I found a method of table sawing inlays to only 1/16" wide and used it on my table saw:
I had to do some trial & error sawing, by moving the fence, to get the inlay the exact width that fit the inlay grooves. Here are the inlays glued up, but not sanded flush yet.......
I had to soak the holly inlay strips in hot water, so they would bend around the circle without breaking.
After using the belt sander to sand down the inlay, it turned out very nice!
I have never used the old-fashioned cut nails recommended by the author of the article. I ordered them from the Internet.
I had more trouble than I thought with the cut nails. I had to experiment with the pilot drill size, finally settled on 3/16" drill diameter. I also had to grind off about 1/4" from the end of the nail. My mahogany is so hard, that it is difficult to nail.
I also broke a drill bit in the mahogany. I ended up leaving the bit in the box. On subsequent holes, I drilled and retracted in increments to keep the hole clear, and I did not break any more bits.
I bought the nails from Horton Brass. Model N-20 at 1.25 inches long is the smallest size they sell. I think 1" would be a better choice given the board thicknesses and how hard my mahogany is.
I intentionally made the box bottom about 1/4" over-size, so I could use the router flush trim bit to trim the bottom to the exact size of the box:
Routing the Lid Edge
The plan says to use a 1/2" round-over bit. I checked my lid, which is the same thickness as the 9/16" called for in the plan, and 1/2" is too big. I selected a 3/8" round-over bit. It worked fine. I did it in 2 cuts to minimize burn marks. I had some slight burn marks on the end grain, but they hand sanded out easily.
Making the 2 Lid Edge Trim pieces
Per the plan, I made them 9/16" square, and as long as the box. I used a stain can close to the recommended arc, and traced with a pencil. When I tried to cut the arc using the scroll saw, the wood started to burn! Wow, is my mahogany tough stuff. I then tried using my new 3" diameter sanding drum on the drill press, and that method worked fine to put in the arcs. I think the drum paper is about 60 grit, or pretty rough.
Gluing the 2 pieces onto the bottom of the lid:
Making the Decorative Trim Around the Box Bottom
I grabbed a piece of mahogany, eye-balled it, and said to myself, it is long enough to make the 3 trim pieces. I should have measured! When I got the 3 pieces done, I came up about 3/8" short on the main front piece!! I had to start-over with a longer board.

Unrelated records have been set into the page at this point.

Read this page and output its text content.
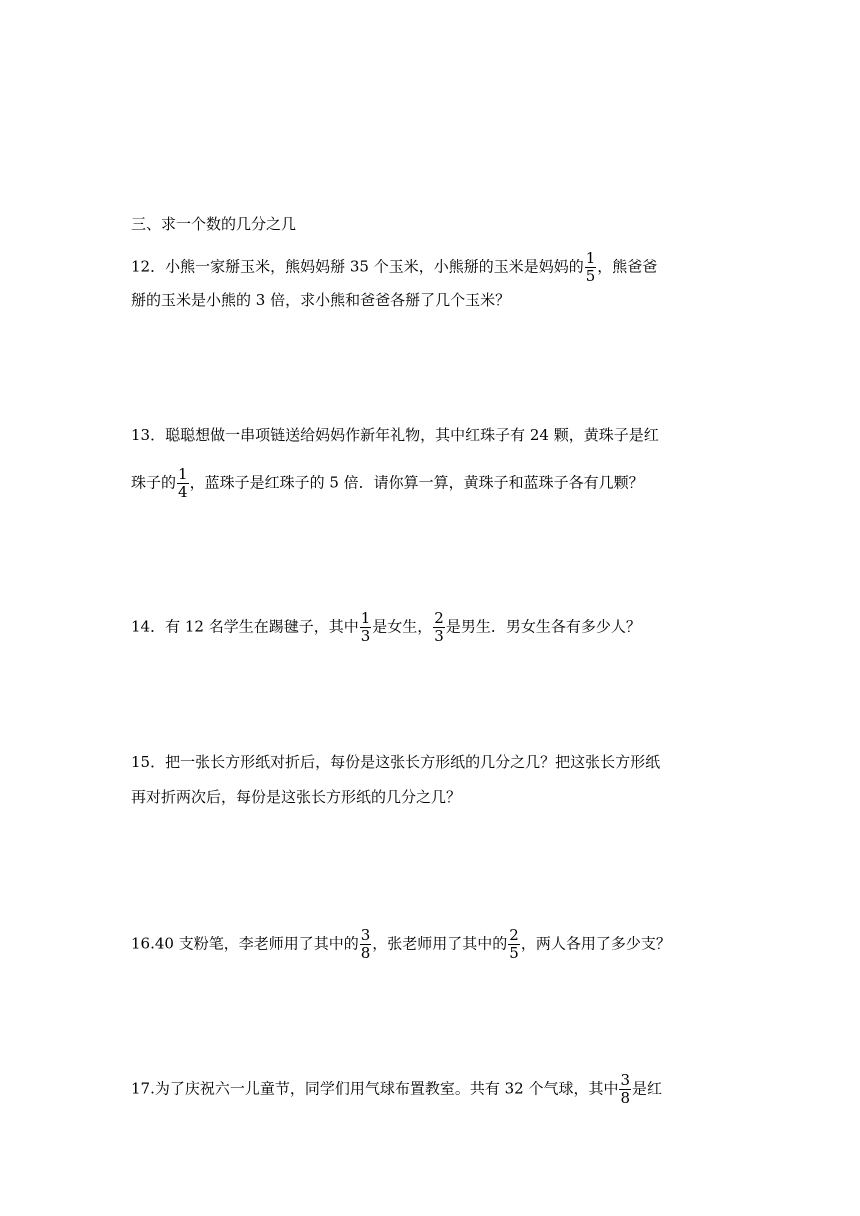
三、求一个数的几分之几
12．小熊一家掰玉米，熊妈妈掰 35 个玉米，小熊掰的玉米是妈妈的 $\frac{1}{5}$ ，熊爸爸
掰的玉米是小熊的 3 倍，求小熊和爸爸各掰了几个玉米？
13．聪聪想做一串项链送给妈妈作新年礼物，其中红珠子有 24 颗，黄珠子是红
珠子的 $\frac{1}{4}$ ，蓝珠子是红珠子的 5 倍．请你算一算，黄珠子和蓝珠子各有几颗？
14．有 12 名学生在踢毽子，其中 $\frac{1}{3}$ 是女生， $\frac{2}{3}$ 是男生．男女生各有多少人？
15．把一张长方形纸对折后，每份是这张长方形纸的几分之几？把这张长方形纸
再对折两次后，每份是这张长方形纸的几分之几？
16.40 支粉笔，李老师用了其中的 $\frac{3}{8}$ ，张老师用了其中的 $\frac{2}{5}$ ，两人各用了多少支？
17.为了庆祝六一儿童节，同学们用气球布置教室。共有 32 个气球，其中 $\frac{3}{8}$ 是红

The pictures below are of the 1st attempt. On the 2nd attempt, I scaled the trim down from 1.25" tall to 7/8" tall......because it looked better on this smaller box.
I copied the author's technique, in that you take the fancy bit, and gradually raise it up......with the trim board vertical. Then you round-over the edge with the trim board horizontal. The last step is to rip the thin molding from the larger starting piece. My flooring board stock has 2 grooves in the back. I ripped the board at one groove, to leave the full 3/4" thick section needed for the big chest.
I used the old string and 16d nail trick to clamp the trim which I glued and nailed it to the box. I used 1 inch brads. I nipped the end off one brad and used it as the drill bit. You have to aim the angle correctly so you don't come out the bottom of the box (which I did on 1 nail).
Finished Box Except for Hinges, Sanding, Finish
I was going to make 4 turned legs at 1/2 scale of Hannah's box, but decided not to.
This little box really turned out nice. If I had it to do over, I would have selected a better looking front piece. When I started out, I was just practicing my hand-cut dovetail joints, and later I decided to make it into a box. The grain is a little dark on the front piece.
If I using the flooring mahogany for the real larger Hannah's chest, I will have to carefully select which pieces to use, since some pieces have ugly grain. The grain on the lid is gorgeous, for example.
When Installing the hinges, I broke another 1/16" pilot drill bit. With this hard of wood, you have to feed a little ways, then back out, then feed again.
All-in-all, I'm glad I practiced on this box, before building the entire Hannah's chest project.